It's tricky to judge the difficulty of these sorts of things. Eg, breadth of pos...

It's tricky to judge the difficulty of these sorts of things. Eg, breadth of possibilities isn't an automatic sign of difficulty. I imagine the space of programming problems permits as much variety as ARC-AGI, but since we're more familiar with problems presented as natural language descriptions of programming tasks, and since we know there's tons of relevant text on the web, we see the abstract pictographic ARC-AGI tasks as more novel, challenging, etc. But, to an LLM, any task we can conceive of will be (roughly) as familiar as the amount of relevant training data it's seen. It's legitimately hard to internalize this.

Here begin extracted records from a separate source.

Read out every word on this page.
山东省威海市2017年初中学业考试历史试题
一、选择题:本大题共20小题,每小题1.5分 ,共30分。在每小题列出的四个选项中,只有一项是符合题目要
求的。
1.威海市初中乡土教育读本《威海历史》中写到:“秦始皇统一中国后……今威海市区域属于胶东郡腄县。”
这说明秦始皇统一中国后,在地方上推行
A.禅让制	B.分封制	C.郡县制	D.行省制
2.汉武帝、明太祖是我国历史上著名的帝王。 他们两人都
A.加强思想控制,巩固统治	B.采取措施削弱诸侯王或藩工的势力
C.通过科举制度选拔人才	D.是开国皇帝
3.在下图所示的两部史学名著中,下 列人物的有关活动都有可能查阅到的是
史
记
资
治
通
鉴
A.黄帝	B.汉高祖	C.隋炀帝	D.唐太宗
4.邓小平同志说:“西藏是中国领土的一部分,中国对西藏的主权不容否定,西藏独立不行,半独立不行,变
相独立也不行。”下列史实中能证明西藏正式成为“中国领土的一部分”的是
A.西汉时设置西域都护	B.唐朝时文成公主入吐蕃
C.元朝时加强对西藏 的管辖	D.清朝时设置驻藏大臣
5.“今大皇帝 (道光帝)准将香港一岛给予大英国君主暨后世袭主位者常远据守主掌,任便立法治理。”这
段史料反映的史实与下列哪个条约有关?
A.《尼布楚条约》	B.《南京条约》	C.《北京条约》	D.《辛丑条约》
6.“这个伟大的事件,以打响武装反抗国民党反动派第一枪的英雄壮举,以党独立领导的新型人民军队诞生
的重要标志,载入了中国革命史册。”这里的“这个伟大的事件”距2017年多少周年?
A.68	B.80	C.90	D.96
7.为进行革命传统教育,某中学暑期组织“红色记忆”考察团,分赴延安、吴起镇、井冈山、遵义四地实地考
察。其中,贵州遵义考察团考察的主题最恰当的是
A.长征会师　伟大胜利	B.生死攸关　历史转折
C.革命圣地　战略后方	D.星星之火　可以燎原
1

For a space of tasks which are well-suited to programmatic generation, as ARC-AGI is by design, if we can do a decent job of reverse engineering the underlying problem generating grammar, then we can make an LLM as familiar with the task as we're willing to spend on compute.

To be clear, I'm not saying solving these sorts of tasks is unimpressive. I'm saying that I find it unsuprising (in light of past results) and not that strong of a signal about further progress towards the singularity, or FOOM, or whatever. For any of these closed-ish domain tasks, I feel a bit like they're solving Go for the umpteenth time. We now know that if you collect enough relevant training data and train a big enough model with enough GPUs, the training loss will go down and you'll probably get solid performance on the test set. Trillions of reasonably diverse training tokens buys you a lot of generalization. Ie, supervised learning works. This is the horse Ilya Sutskever's ridden to many glorious victories and the big driver of OpenAI's success -- a firm belief that other folks were leaving A LOT of performance on the table due to a lack of belief in the power of their own inventions.